Motivation for the change, related issues

When plugins like All-in-One WP Migration try to export large sites (>2GB), the download fails due to JavaScript's Uint8Array size limitations. The entire response was being buffered into memory before being sent to the client, which fails for files exceeding ~2GB.

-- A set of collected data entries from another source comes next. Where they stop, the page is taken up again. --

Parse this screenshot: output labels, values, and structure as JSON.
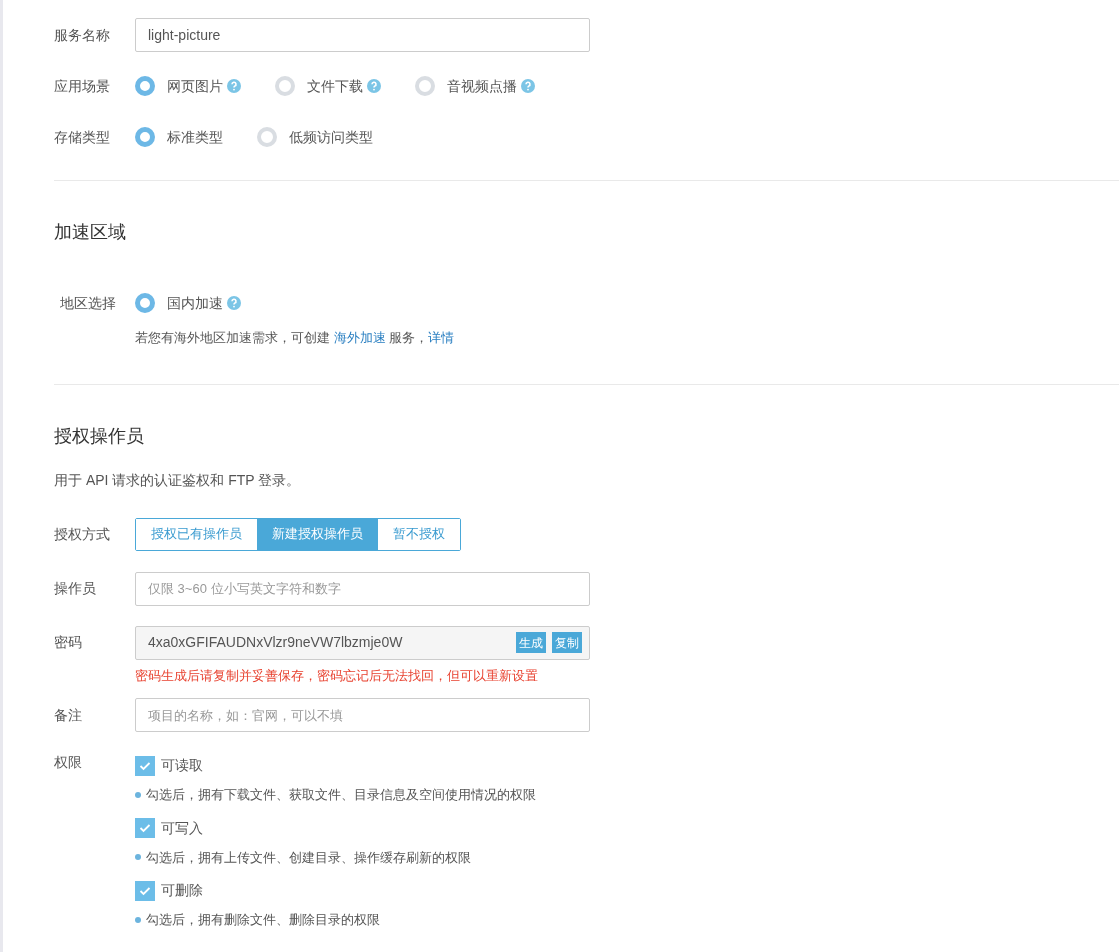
{
  "basic": {
    "service_name": {
      "label": "服务名称",
      "value": "light-picture"
    },
    "scenario": {
      "label": "应用场景",
      "options": [
        {
          "label": "网页图片",
          "selected": true,
          "help": true
        },
        {
          "label": "文件下载",
          "selected": false,
          "help": true
        },
        {
          "label": "音视频点播",
          "selected": false,
          "help": true
        }
      ]
    },
    "storage": {
      "label": "存储类型",
      "options": [
        {
          "label": "标准类型",
          "selected": true,
          "help": false
        },
        {
          "label": "低频访问类型",
          "selected": false,
          "help": false
        }
      ]
    }
  },
  "acceleration": {
    "title": "加速区域",
    "region": {
      "label": "地区选择",
      "options": [
        {
          "label": "国内加速",
          "selected": true,
          "help": true
        }
      ]
    },
    "note": [
      {
        "kind": "text",
        "text": "若您有海外地区加速需求，可创建 "
      },
      {
        "kind": "link",
        "text": "海外加速"
      },
      {
        "kind": "text",
        "text": " 服务，"
      },
      {
        "kind": "link",
        "text": "详情"
      }
    ]
  },
  "operator": {
    "title": "授权操作员",
    "description": "用于 API 请求的认证鉴权和 FTP 登录。",
    "auth_mode": {
      "label": "授权方式",
      "options": [
        {
          "label": "授权已有操作员",
          "selected": false
        },
        {
          "label": "新建授权操作员",
          "selected": true
        },
        {
          "label": "暂不授权",
          "selected": false
        }
      ]
    },
    "operator_name": {
      "label": "操作员",
      "placeholder": "仅限 3~60 位小写英文字符和数字"
    },
    "password": {
      "label": "密码",
      "value": "4xa0xGFIFAUDNxVlzr9neVW7lbzmje0W",
      "buttons": [
        "生成",
        "复制"
      ],
      "warning": "密码生成后请复制并妥善保存，密码忘记后无法找回，但可以重新设置"
    },
    "remark": {
      "label": "备注",
      "placeholder": "项目的名称，如：官网，可以不填"
    },
    "permissions": {
      "label": "权限",
      "items": [
        {
          "label": "可读取",
          "checked": true,
          "hint": "勾选后，拥有下载文件、获取文件、目录信息及空间使用情况的权限"
        },
        {
          "label": "可写入",
          "checked": true,
          "hint": "勾选后，拥有上传文件、创建目录、操作缓存刷新的权限"
        },
        {
          "label": "可删除",
          "checked": true,
          "hint": "勾选后，拥有删除文件、删除目录的权限"
        }
      ]
    }
  }
}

This change adds streaming response support to the Playground CLI server, allowing large file downloads to stream directly to the client without buffering the entire response in memory.

  • Related to STU-73

Implementation details

@php-wasm/universal:

  • php-response.ts: Add getHeadersStream() to expose headers stream for Comlink serialization
  • api.ts: Fix StreamedPHPResponse transfer handler to include ReadableStreams in the transferables array (they weren't being transferred before)
  • php-request-handler.ts: Add requestStreamed() method for streaming requests
  • php-worker.ts: Add requestStreamed() method delegating to request handler

@wp-playground/cli:

  • load-balancer.ts: Add handleRequestStreamed() for load-balanced streaming
  • run-cli.ts: Use handleRequestStreamed instead of handleRequest
  • start-server.ts: Rewrite with streaming support:
    • Use duck-typing to detect StreamedPHPResponse (instanceof doesn't work across Comlink boundaries)
    • Stream responses when Content-Length is missing (unknown size) to safely handle potentially large responses
    • Stream responses with Content-Disposition: attachment or binary content types
    • Buffer small responses with known Content-Length for efficiency

Testing Instructions (or ideally a Blueprint)

Blueprint to install All in One Migration: install-aio-migration-blueprint.json

  1. Start the CLI server with a local WordPress installation mounted:
    npx nx dev playground-cli server --wp=6.8 --php=8.4 --login --auto-mount=/path/to/your/wordpress
    This mounts your local WordPress to /wordpress so exported files are written to the local filesystem.
  2. Login to wp-admin (default credentials: admin / password, or use --login to auto-login)
  3. Install and activate the All-in-One WP Migration plugin
  4. Create a large site (or import existing content to make it >2GB)
  5. Export the site using All-in-One WP Migration
  6. Verify the download completes successfully without memory errors

This change adds streaming response support to the Playground CLI server,
fixing an issue where downloading files larger than 2GB would fail due to
JavaScript's Uint8Array size limitations.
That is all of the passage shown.